North Dakota State Capitol. (Korrie Wenzel/Grand Forks Herald)
North Dakota State Capitol. (Korrie Wenzel/Grand Forks Herald)

Grand Forks’ state senators were divided this week over a bill banning state-level mask mandates — even as the chamber approved it.

The legislation, HB 1323, would bar state officials from making mask mandates. The version passed by the state Senate this week is slightly different than a House version, though, which would have also prohibited local leaders from instituting mask mandates. The vote comes after months of debate over mask use; although public health experts recommend wearing them, mandating that citizens use them has become a political flash point.

The result of the 30-17 vote in the Senate means the House will, once again, consider the matter. It’s not clear if the bill will win enough votes to overcome a veto from Gov. Doug Burgum.

The vote showed senators split over how to approach governing in the middle of a public health crisis, and was a sidelong glimpse into a running power struggle between the governor’s office and the Legislature.

RELATED: North Dakota Senate approves ban on state-issued mask mandates


Grand Forks senators split on the bill 2-2, with Sens. Ray Holmberg and Scott Meyer, both Republicans, voting in favor of the bill. Sen. JoNell Bakke, a Democrat, voted against the bill, as did Republican Sen. Curt Kreun.

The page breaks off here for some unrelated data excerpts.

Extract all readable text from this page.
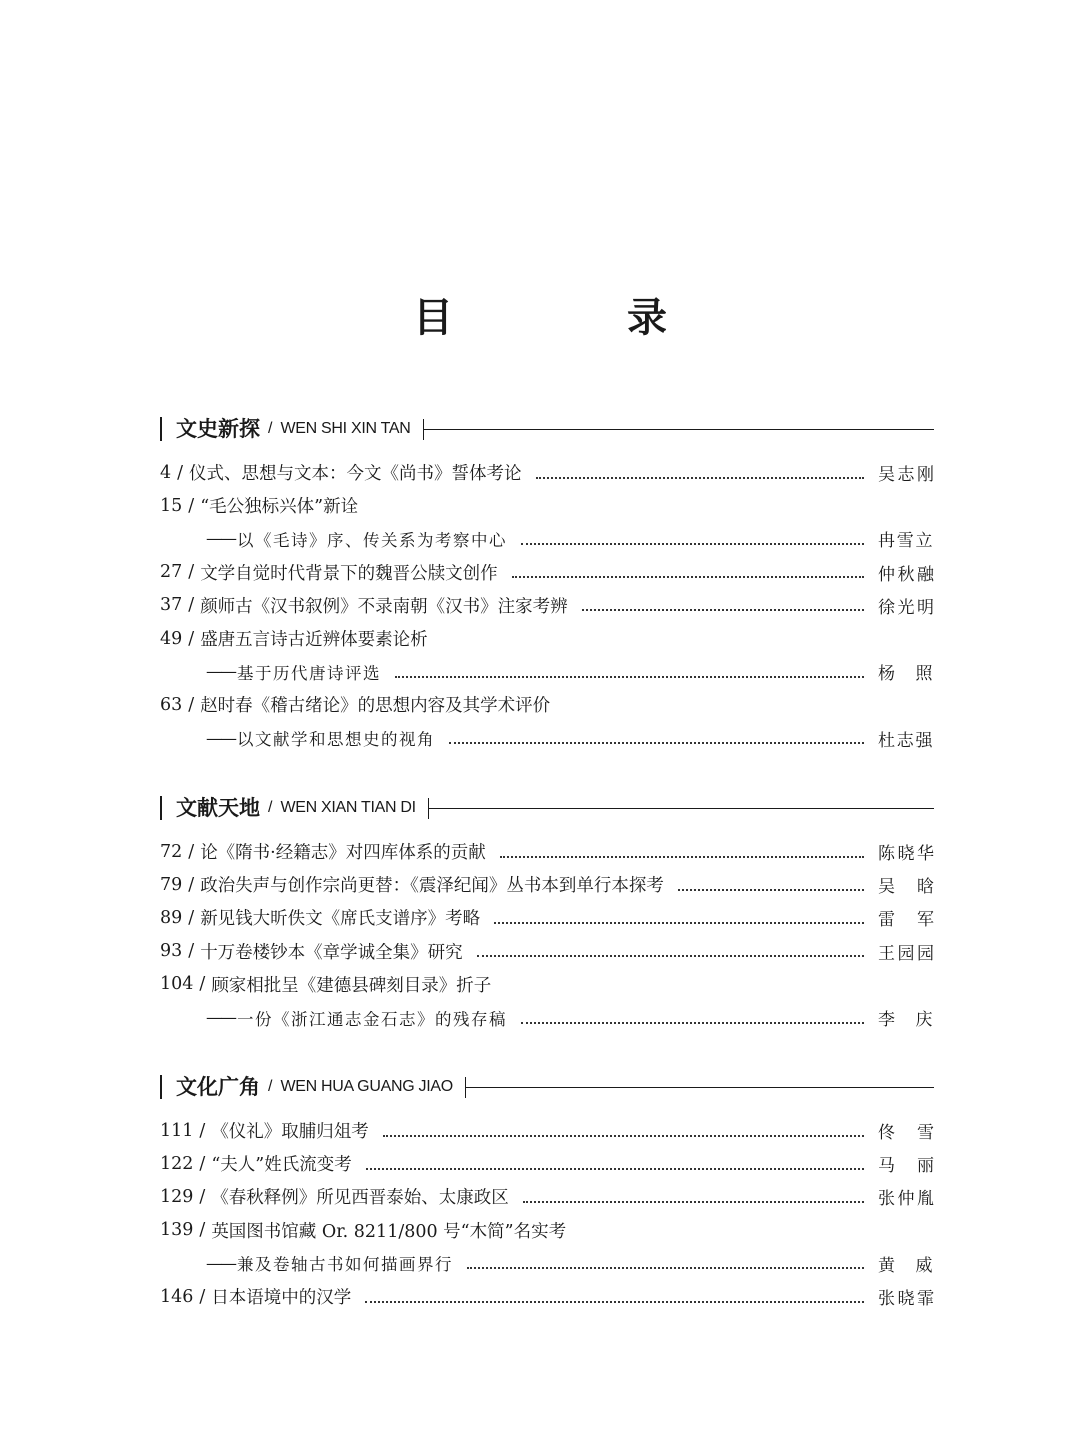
目 录
文史新探 / WEN SHI XIN TAN
4 / 仪式、思想与文本：今文《尚书》誓体考论	吴志刚
15 / “毛公独标兴体”新诠
—— 以《毛诗》序、传关系为考察中心	冉雪立
27 / 文学自觉时代背景下的魏晋公牍文创作	仲秋融
37 / 颜师古《汉书叙例》不录南朝《汉书》注家考辨	徐光明
49 / 盛唐五言诗古近辨体要素论析
—— 基于历代唐诗评选	杨 照
63 / 赵时春《稽古绪论》的思想内容及其学术评价
—— 以文献学和思想史的视角	杜志强
文献天地 / WEN XIAN TIAN DI
72 / 论《隋书·经籍志》对四库体系的贡献	陈晓华
79 / 政治失声与创作宗尚更替：《震泽纪闻》丛书本到单行本探考	吴 晗
89 / 新见钱大昕佚文《席氏支谱序》考略	雷 军
93 / 十万卷楼钞本《章学诚全集》研究	王园园
104 / 顾家相批呈《建德县碑刻目录》折子
—— 一份《浙江通志金石志》的残存稿	李 庆
文化广角 / WEN HUA GUANG JIAO
111 / 《仪礼》取脯归俎考	佟 雪
122 / “夫人”姓氏流变考	马 丽
129 / 《春秋释例》所见西晋泰始、太康政区	张仲胤
139 / 英国图书馆藏 Or. 8211/800 号“木简”名实考
—— 兼及卷轴古书如何描画界行	黄 威
146 / 日本语境中的汉学	张晓霏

"I struggled with this bill, to be quite honest — when you start dealing with personal liberty and addressing a pandemic,” Meyer said. But he ultimately supported the bill because he felt it still left cities, counties and the like with local control.

Holmberg’s reasoning was similar. He said it would have been an “easy no-vote” if the bill had been kept in its broad form passed by the House, which would have banned even local groups from instituting mask mandates. But he said he’s glad to see local control kept intact.

That’s a sharp contrast with JoNell Bakke, who sees the issue as a matter of public safety. She said she wears a mask, regardless of how much she may not like it.

“First of all, we don't always have all the information. There’s information that we're not privy to that they know in the governor's office,” she said. “He needs to have the ability to do what's in the best interest of North Dakota citizens. I just don't agree with this idea that you take power away from someone because it inconveniences your life.”

Kreun said he voted against the bill because he knew his constituents back in his Grand Forks district — which includes UND and its medical school — would want him to. And, he said, he sees the bill as a sort of piecemeal take on the issue, one that doesn’t represent real long-range planning on masks.

“I understand frustration about this,” Kreun said, recalling shifting guidance on masks and how the pandemic began with some health officials saying they were ineffective, then some recommending one, then some recommending two. “The goal posts have been moved so many times that the frustration is high.”

Grand Forks had its own debate about masks in late October, during the weeks leading up to the worst of the virus’ surge in North Dakota. Ultimately, the city was among the first several local governments in North Dakota to enact a mask mandate — although a toothless one.


RELATED: Grand Forks City Council unanimously passes mask mandate

It remains unclear what the future of the bill will be. Bakke predicted a veto; Meyer said it may survive.

"If you made me make a bet today, I'd think it would survive,” Meyer said. “You are just leaving it back to local control. I would hope it survives."